Le règlement actuel relatif à la certification, qui fragilise un réseau d’OSBL qui a ses ramifications dans l’ensemble du Québec, est à mettre en parallèle avec un aspect saisissant de l’étude de Marco Guerrera. En effet, celui-ci attire l’attention sur le fait que dans 234 municipalités au Québec, il n’y a qu’une seule résidence pour aînés, et dans 218 autres municipalités, il n’y en a que deux. C’est dire que la disparition de petites résidences (OSBL ou autres) aurait des conséquences dramatiques sur le maintien de la population locale et l’occupation du territoire en plus de diminuer de manière alarmante la capacité des aînés de choisir leur lieu de résidence.

Le Réseau FADOQ est en grande partie à l’origine de la mise en place de mesures garantissant la sécurité des aînés résidents (ce qui passe nécessairement par une forme de certification)[1]. Mais l’approche « sécuritaire » du gouvernement est trop réductrice, et surtout, elle se met en place au détriment d’autres aspects de la qualité de vie : maintien des aînés dans leur communauté, sécurité financière).  L’État des lieux des résidences pour aînés au Québec 2015-2016 demande en effet que soient maintenus et développés « des programmes d’aide financière spécifiques aux OBNL et aux petites et moyennes résidences, notamment AccèsLogis ».

Comme nous en faisions état dans nos pages dans un précédent numéro, un Comité Carré Gris s’est mis sur pied afin de réunir des aînés préoccupés par les menaces que constituent la certification « mur à mur » sur les OSLB-H aînés.
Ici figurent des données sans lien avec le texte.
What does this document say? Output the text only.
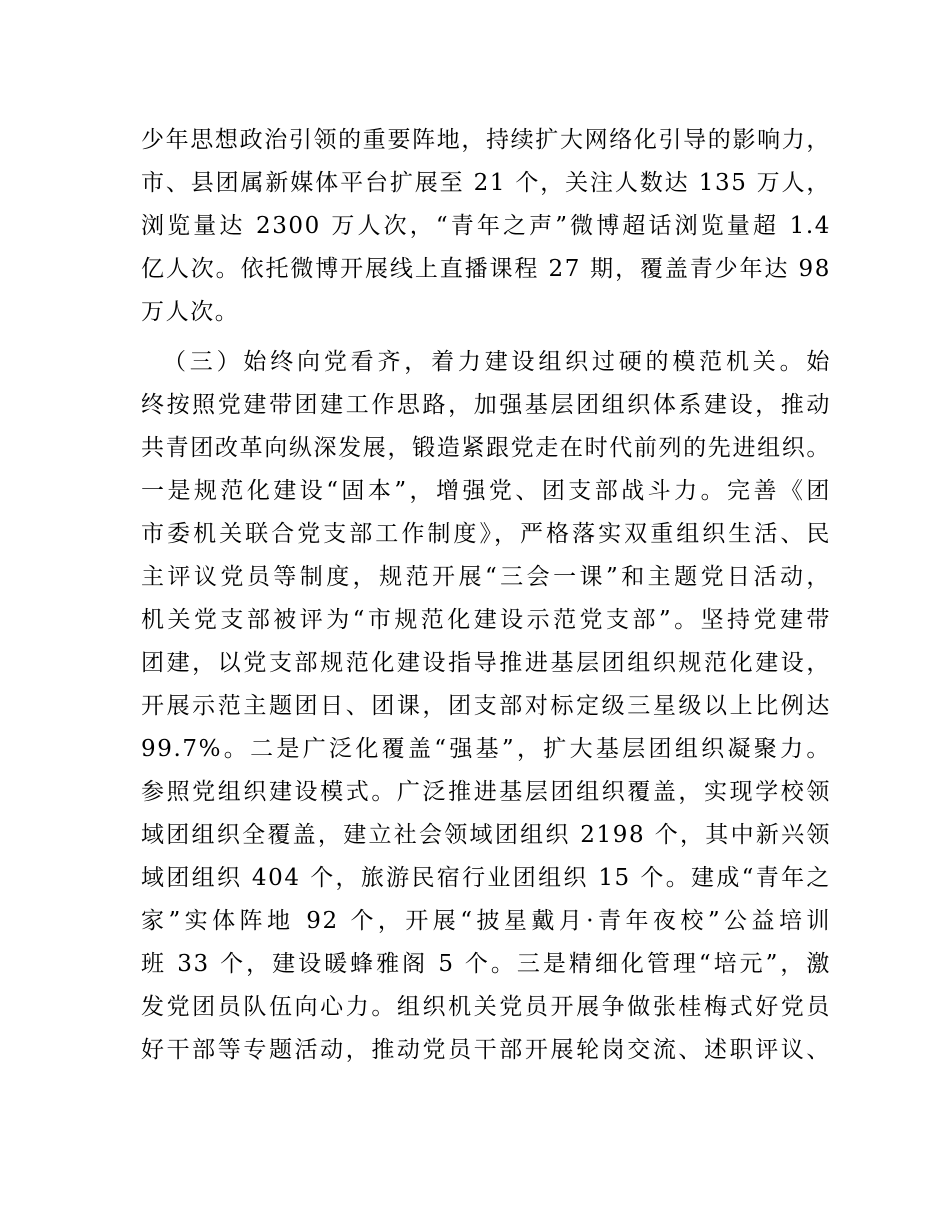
少年思想政治引领的重要阵地，持续扩大网络化引导的影响力，
市、县团属新媒体平台扩展至 21 个，关注人数达 135 万人，
浏览量达 2300 万人次，“青年之声”微博超话浏览量超 1.4
亿人次。依托微博开展线上直播课程 27 期，覆盖青少年达 98
万人次。
（三）始终向党看齐，着力建设组织过硬的模范机关。始
终按照党建带团建工作思路，加强基层团组织体系建设，推动
共青团改革向纵深发展，锻造紧跟党走在时代前列的先进组织。
一是规范化建设“固本”，增强党、团支部战斗力。完善《团
市委机关联合党支部工作制度》，严格落实双重组织生活、民
主评议党员等制度，规范开展“三会一课”和主题党日活动，
机关党支部被评为“市规范化建设示范党支部”。坚持党建带
团建，以党支部规范化建设指导推进基层团组织规范化建设，
开展示范主题团日、团课，团支部对标定级三星级以上比例达
99.7%。二是广泛化覆盖“强基”，扩大基层团组织凝聚力。
参照党组织建设模式。广泛推进基层团组织覆盖，实现学校领
域团组织全覆盖，建立社会领域团组织 2198 个，其中新兴领
域团组织 404 个，旅游民宿行业团组织 15 个。建成“青年之
家”实体阵地 92 个，开展“披星戴月·青年夜校”公益培训
班 33 个，建设暖蜂雅阁 5 个。三是精细化管理“培元”，激
发党团员队伍向心力。组织机关党员开展争做张桂梅式好党员
好干部等专题活动，推动党员干部开展轮岗交流、述职评议、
Le Comité Carré Gris demande au gouvernement « de reconnaître la diversité de la population aînée, autant dans ses besoins que dans ses aspirations » et rappelle que les aînés sont « capables de faire des choix éclairés ». Le Comité Carré Gris dénonce la certification comme n’étant « rien de moins qu’une infantilisation discriminatoire et une manifestation indécente d’âgisme ! »

Nos précédents textes 

Stéphan Corriveau, « Sécurité : visa le noir, tua le blanc (air connu) », Bulletin Le Réseau, no 46, hiver 2015.

Le Comité Carré Gris, « Nous faire entendre pour nous faire respecter! »,  Bulletin Le Réseau, no 46, hiver 2015.
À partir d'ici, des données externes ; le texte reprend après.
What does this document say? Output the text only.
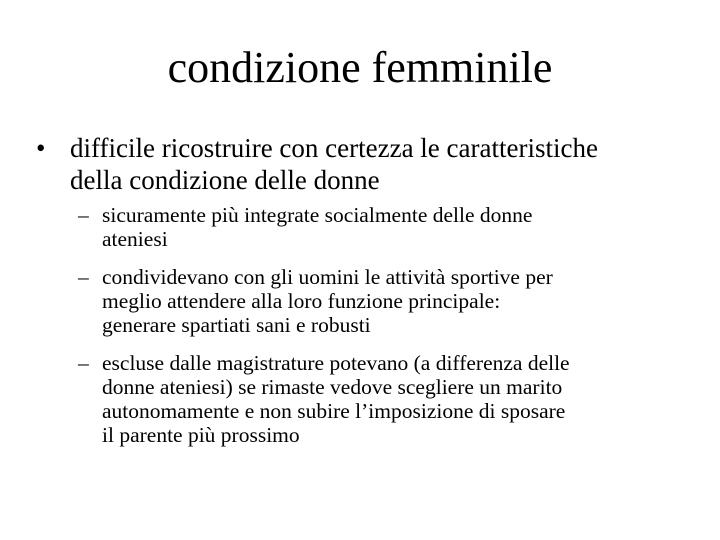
condizione femminile
• difficile ricostruire con certezza le caratteristiche
della condizione delle donne
– sicuramente più integrate socialmente delle donne
ateniesi
– condividevano con gli uomini le attività sportive per
meglio attendere alla loro funzione principale:
generare spartiati sani e robusti
– escluse dalle magistrature potevano (a differenza delle
donne ateniesi) se rimaste vedove scegliere un marito
autonomamente e non subire l’imposizione di sposare
il parente più prossimo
Les OSBL d’habitation pour aînés : des milieux de vie agréables, favorisant l’autonomie, l’entraide et un espace communautaire dynamique… menacés!, cahier thématique en supplément du Bulletin Le Réseau, no 44, été 2014.

Tous ces documents sont disponibles sur le site www.rqoh.com

[1] Dès la fin des années 1990, avec son programme Rose d’Or, ce qui s’appelait encore à l’époque la Fédération de l’âge d’or du Québec  répertoriait  les résidences en termes de sécurité et de respects des droits des aînés, mais également selon des critères de qualité des soins et des activités de loisir offertes.